What a delight to have your letter. It was like a warm handshake. You have always had that warm quality, as I remember it. I particularly want to thank you for writing to mother. She unquestionably got a great deal of quiet enjoyment from the gesture, even though she is unable to respond directly. You probably know she is not very well, and cannot read at all, so she, who was such a fine correspondent, must leave her correspondence to others. She was the most swift, wide-ranging and voracious reader of my circle. Now she enjoys the talking books, which are of very fine quality, both as to the spoken word, and as to the selections.

We are glad that the operation on your second eye has gone by successfully, and by this time, I do believe you probably are able to read with far less difficulty than before.
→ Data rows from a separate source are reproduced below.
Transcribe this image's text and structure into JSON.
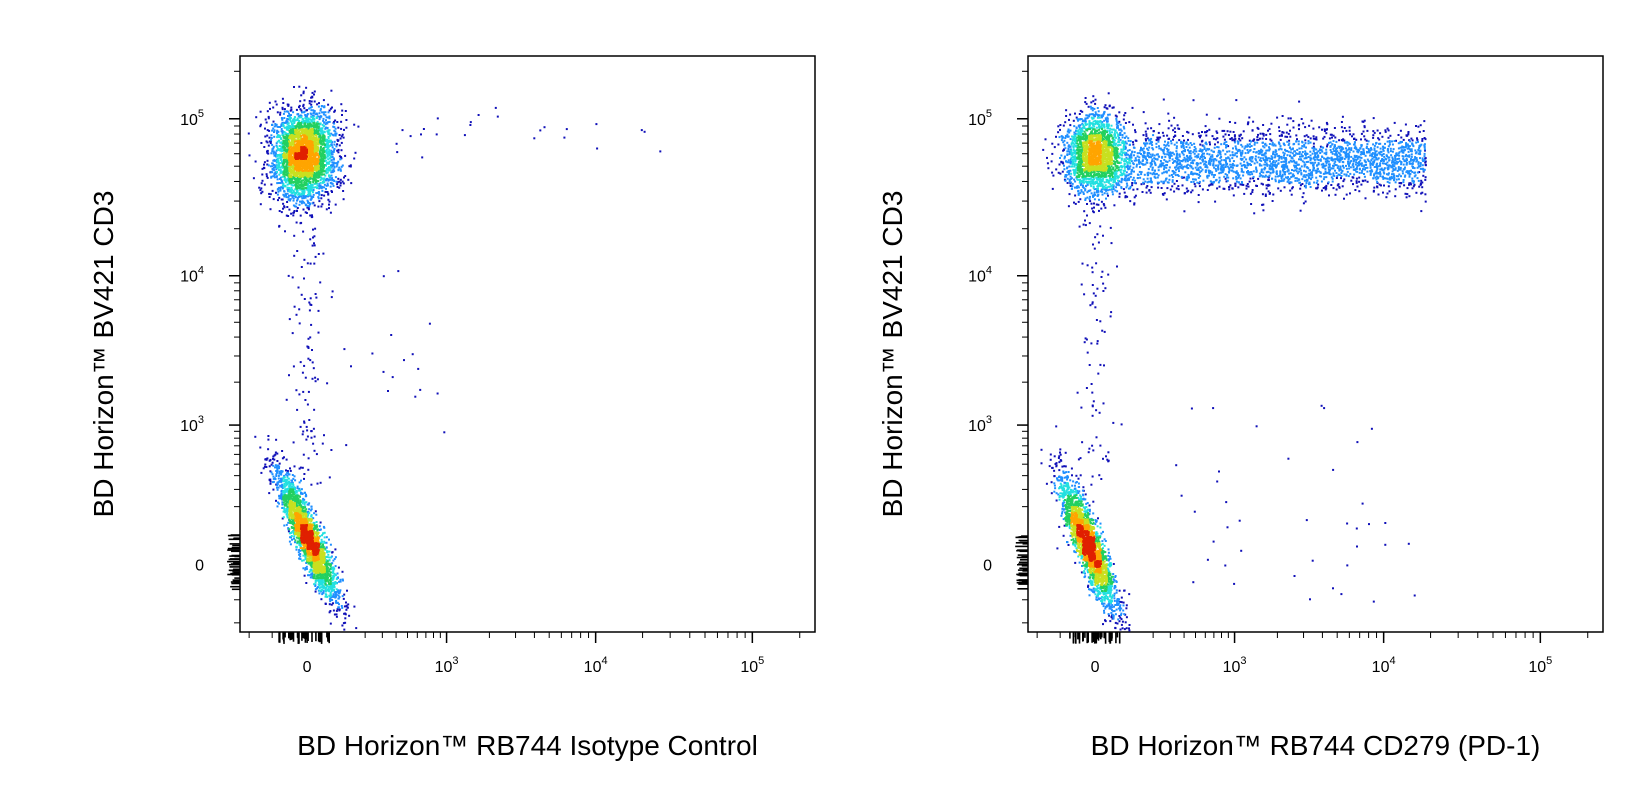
{
  "chart_data": [
    {
      "type": "scatter",
      "subtype": "flow-cytometry-density-dot-plot",
      "xlabel": "BD Horizon™ RB744 Isotype Control",
      "ylabel": "BD Horizon™ BV421 CD3",
      "x_scale": "biexponential",
      "y_scale": "biexponential",
      "x_ticks": [
        {
          "base": "0",
          "exp": ""
        },
        {
          "base": "10",
          "exp": "3"
        },
        {
          "base": "10",
          "exp": "4"
        },
        {
          "base": "10",
          "exp": "5"
        }
      ],
      "y_ticks": [
        {
          "base": "0",
          "exp": ""
        },
        {
          "base": "10",
          "exp": "3"
        },
        {
          "base": "10",
          "exp": "4"
        },
        {
          "base": "10",
          "exp": "5"
        }
      ],
      "xlim": [
        -250,
        250000
      ],
      "ylim": [
        -250,
        250000
      ],
      "grid": false,
      "density_colormap": [
        "#1010b8",
        "#1f8fff",
        "#22e0e0",
        "#22d060",
        "#c8e020",
        "#ffa500",
        "#e02000"
      ],
      "populations": [
        {
          "description": "CD3+ cells",
          "x_center": 0,
          "y_center": 60000,
          "count": 3200
        },
        {
          "description": "CD3- cells",
          "x_center": 0,
          "y_center": 0,
          "count": 2600
        },
        {
          "description": "scattered CD3+ RB744 events",
          "x_range": [
            300,
            50000
          ],
          "y_center": 70000,
          "count": 25
        }
      ]
    },
    {
      "type": "scatter",
      "subtype": "flow-cytometry-density-dot-plot",
      "xlabel": "BD Horizon™ RB744 CD279 (PD-1)",
      "ylabel": "BD Horizon™ BV421 CD3",
      "x_scale": "biexponential",
      "y_scale": "biexponential",
      "x_ticks": [
        {
          "base": "0",
          "exp": ""
        },
        {
          "base": "10",
          "exp": "3"
        },
        {
          "base": "10",
          "exp": "4"
        },
        {
          "base": "10",
          "exp": "5"
        }
      ],
      "y_ticks": [
        {
          "base": "0",
          "exp": ""
        },
        {
          "base": "10",
          "exp": "3"
        },
        {
          "base": "10",
          "exp": "4"
        },
        {
          "base": "10",
          "exp": "5"
        }
      ],
      "xlim": [
        -250,
        250000
      ],
      "ylim": [
        -250,
        250000
      ],
      "grid": false,
      "density_colormap": [
        "#1010b8",
        "#1f8fff",
        "#22e0e0",
        "#22d060",
        "#c8e020",
        "#ffa500",
        "#e02000"
      ],
      "populations": [
        {
          "description": "CD3+ PD-1- cells",
          "x_center": 0,
          "y_center": 60000,
          "count": 2000
        },
        {
          "description": "CD3+ PD-1+ cells",
          "x_range": [
            200,
            10000
          ],
          "y_center": 60000,
          "count": 2600
        },
        {
          "description": "CD3- cells",
          "x_center": 0,
          "y_center": 0,
          "count": 2400
        }
      ]
    }
  ]
}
I am sending some of the clippings Mrs. Young sent me, to my daughter, Gretchen Bronaugh, in Iowa City. It would not surprise me if she stopped in Lincoln to see you on her way to Agate in July, if she finds that will not interfere in any way with your schedule. She will be prompted to do so both by her interest in literary matters and her abiding interest in horses, as well as for family reasons. Her own mare is a quarter horse, very fine, and lives in Texas at the Leonards, where some of the finest quarter horse studs are. Gretchen is a rider who hopes eventually to breed horses herself, but that is the future.

Spring is coming - even here. It was a very tough winter, and I understand Lincoln suffered too.

We are all so proud of you - I am glad Nebraska appreciates, in some degree, what your interest has done for the history of the area. Your distillation of the events of the days of the Indian Wars holds special appeal for me. Fancy my never having owned copies of these volumes that really mean so much to me! Perhaps that was because I always felt the copies at the ranch were mine or part mine, from re-reading every time I was there.

In any event, I hope to move to remedy this lack soon.

We wait your autobiography -- your chain of recollections! - with pleasure.